Problem is that language debate in Ukraine is extremely heated and thus self-censoring kicks in. Let's just say I personally believe that there are very few native Ukrainian speakers and let me say in advance that of course I am obviously very wrong here.
"Native speaker" is not a very useful term: it combines a lot of criteria (first acquired language, language you know best, language you identify with, language of your parents, language of your ethnic group etc.), and each of these criteria is further very fuzzy (e.g. I know plant names better in Ukrainian, but programming terms better in Russian, which language I know better? Competency is not a single value, ethnic identification is malleable and people can have several of these, etc.)
These criteria usually coincide in speakers of big languages (usually languages of [former] empires), so it's relatively easy to say who is a native speaker of Russian or English. There are a lot of people who fulfill all the criteria at once.
But they rarely coincide for speakers of smaller languages (usually colonised people). When most people are bilingual, it's often harder to say who is a native speaker of Ukrainian or Belarusian. Most people fulfill some criteria but not all of them.
So, the term "native speaker" is not neutral and not very useful.
>>Polish is the second most-used Slavic language, right after Russian and just before Ukrainian
>This is not exactly right regarding Ukrainian. While it is the official language of Ukraine, in reality... let's say that not all Ukrainian people are actually speaking it.
The language debate about whether Ukraine is third behind Russian and Polish does not get heated till somebody here proposes a Slavic language that would have more speakers than Ukrainian does.
Here you go, stats, you see that Ukraine has a 7m larger population than Poland, but it's already conceded that not everybody there speaks Ukrainian, putting Ukrainian into 3rd place. Are you claiming that 36 million Ukrainians speak Russian and not Ukrainian which would put Czechia in 3rd place with 10 million speakers?
Put up or shut up.
Russia 143,500,000
Ukraine 45,490,000
Poland 38,530,000
Czechia 10,200,000
Belarus 9,498,700
Bulgaria 7,265,000
Serbia 7,164,000
Slovakia 5,414,000
Croatia 4,253,000
Bosnia and 3,829,000
Herzegovina
Slovenia 2,060,000
Montenegro 621,383
The people here ranting about how heated the topic is seem to be the people who want the topic to be heated, I'm thinking Putin knob polishers.
What Slavic languages are spoken by more people than Ukrainian?
32 million Ukrainian as 1st language
6.9 million Ukrainian as 2nd language
you see? nobody is heated up. And soon, the remaining Russian speakers will be able to learn Ukrainian in school making the problem go away completely.
No, the shortcut was alt+s.
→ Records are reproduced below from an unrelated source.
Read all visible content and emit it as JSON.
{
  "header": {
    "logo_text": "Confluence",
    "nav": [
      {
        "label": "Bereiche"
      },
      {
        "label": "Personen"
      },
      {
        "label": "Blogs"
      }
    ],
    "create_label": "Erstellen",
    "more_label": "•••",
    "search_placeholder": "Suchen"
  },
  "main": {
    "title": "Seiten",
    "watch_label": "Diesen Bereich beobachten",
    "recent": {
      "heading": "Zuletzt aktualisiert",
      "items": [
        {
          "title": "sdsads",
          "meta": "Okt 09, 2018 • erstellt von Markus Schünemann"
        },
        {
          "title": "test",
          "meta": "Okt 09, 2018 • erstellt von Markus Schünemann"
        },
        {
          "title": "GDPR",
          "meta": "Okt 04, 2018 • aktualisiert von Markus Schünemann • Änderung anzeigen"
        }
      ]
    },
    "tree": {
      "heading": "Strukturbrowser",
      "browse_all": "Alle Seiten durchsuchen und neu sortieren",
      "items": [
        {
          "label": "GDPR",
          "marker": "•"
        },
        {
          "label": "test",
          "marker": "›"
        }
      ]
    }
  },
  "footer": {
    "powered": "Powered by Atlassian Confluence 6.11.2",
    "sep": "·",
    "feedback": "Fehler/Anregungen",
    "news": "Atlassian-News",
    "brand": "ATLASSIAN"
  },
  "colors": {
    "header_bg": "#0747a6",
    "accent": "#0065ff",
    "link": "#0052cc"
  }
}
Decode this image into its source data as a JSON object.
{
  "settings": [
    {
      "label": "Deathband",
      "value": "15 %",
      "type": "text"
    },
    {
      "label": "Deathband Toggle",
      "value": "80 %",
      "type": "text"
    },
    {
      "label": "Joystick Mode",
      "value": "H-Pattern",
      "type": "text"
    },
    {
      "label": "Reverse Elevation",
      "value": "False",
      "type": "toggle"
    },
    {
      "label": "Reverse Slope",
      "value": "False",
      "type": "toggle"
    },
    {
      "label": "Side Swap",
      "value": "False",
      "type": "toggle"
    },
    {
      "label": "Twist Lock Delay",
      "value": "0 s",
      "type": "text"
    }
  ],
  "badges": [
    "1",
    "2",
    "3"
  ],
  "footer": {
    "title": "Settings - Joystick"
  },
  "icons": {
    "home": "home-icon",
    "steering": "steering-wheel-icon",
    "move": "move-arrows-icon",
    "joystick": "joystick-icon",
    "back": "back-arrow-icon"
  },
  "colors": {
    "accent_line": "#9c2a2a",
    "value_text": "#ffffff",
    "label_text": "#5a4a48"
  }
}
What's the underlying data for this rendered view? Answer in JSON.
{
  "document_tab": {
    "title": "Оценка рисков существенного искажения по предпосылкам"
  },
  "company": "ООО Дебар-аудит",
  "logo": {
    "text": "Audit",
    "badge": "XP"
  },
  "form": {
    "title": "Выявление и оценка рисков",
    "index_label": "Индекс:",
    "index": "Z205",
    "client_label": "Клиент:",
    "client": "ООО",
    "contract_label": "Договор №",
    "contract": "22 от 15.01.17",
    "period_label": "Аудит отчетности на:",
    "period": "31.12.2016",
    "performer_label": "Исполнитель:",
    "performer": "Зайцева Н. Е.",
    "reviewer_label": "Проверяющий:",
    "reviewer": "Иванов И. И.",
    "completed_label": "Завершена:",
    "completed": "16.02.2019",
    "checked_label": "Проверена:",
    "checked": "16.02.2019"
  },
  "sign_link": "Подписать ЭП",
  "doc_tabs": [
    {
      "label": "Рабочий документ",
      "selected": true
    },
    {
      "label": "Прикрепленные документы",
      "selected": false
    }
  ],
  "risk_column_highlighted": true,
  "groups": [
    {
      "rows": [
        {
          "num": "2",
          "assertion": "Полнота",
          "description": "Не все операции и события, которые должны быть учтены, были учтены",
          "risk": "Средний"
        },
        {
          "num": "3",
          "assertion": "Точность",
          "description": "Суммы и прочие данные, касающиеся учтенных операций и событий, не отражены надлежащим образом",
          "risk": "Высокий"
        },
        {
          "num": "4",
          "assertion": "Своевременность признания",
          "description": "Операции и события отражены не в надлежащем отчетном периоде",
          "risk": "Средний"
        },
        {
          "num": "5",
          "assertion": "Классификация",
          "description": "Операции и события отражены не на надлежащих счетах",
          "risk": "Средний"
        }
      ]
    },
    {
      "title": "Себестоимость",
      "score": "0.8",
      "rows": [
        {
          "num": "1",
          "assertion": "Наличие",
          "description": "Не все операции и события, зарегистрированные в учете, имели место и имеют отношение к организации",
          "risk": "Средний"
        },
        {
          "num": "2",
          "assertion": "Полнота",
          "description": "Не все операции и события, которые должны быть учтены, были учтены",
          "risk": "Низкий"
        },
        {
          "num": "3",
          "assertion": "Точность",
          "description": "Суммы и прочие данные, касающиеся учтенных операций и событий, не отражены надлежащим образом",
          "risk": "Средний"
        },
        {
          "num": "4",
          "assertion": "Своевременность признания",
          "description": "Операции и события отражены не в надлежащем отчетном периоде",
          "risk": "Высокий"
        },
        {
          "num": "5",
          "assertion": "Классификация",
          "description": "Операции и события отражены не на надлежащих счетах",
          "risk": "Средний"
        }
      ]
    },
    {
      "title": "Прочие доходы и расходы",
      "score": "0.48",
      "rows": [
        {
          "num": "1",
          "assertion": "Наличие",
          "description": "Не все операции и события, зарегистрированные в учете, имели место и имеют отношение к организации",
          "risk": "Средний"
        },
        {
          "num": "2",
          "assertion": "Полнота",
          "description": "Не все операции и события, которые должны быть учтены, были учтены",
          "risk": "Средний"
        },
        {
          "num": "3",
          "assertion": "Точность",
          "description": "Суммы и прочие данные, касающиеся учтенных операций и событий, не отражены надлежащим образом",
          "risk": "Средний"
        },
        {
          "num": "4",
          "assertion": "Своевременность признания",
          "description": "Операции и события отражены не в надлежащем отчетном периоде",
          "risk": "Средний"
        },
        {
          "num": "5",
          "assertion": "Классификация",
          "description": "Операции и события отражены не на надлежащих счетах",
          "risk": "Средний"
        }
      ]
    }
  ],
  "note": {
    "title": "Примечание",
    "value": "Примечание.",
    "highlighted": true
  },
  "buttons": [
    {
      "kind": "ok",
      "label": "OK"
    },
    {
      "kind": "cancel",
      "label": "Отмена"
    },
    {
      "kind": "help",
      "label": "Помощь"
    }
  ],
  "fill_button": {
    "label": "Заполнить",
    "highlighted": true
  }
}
That's what people typed. Then on Windows, which used alt-combinations already, it became rightalt+s (as the rightalt wasn't used by Windows itself) but instead of having a dedicated rightalt code, Windows would rewrite that key into a ctrl+alt code combination.
If you're going to tl;dr, at least get the most important detail right. People only ever pressed alt, and Windows went "and now you're pressing ctrl+alt", so that alt+s becomes ctrl+s with an alt that no one's looking for when it comes to intercepting and killing off key events.
As I am fond of saying: "The good news about Open Source is that you've got the source code; the bad news about Open Source is that _you've_ got the source code."
That is, you may well get sucked down a rabbit hole in order to accomplish a simple task.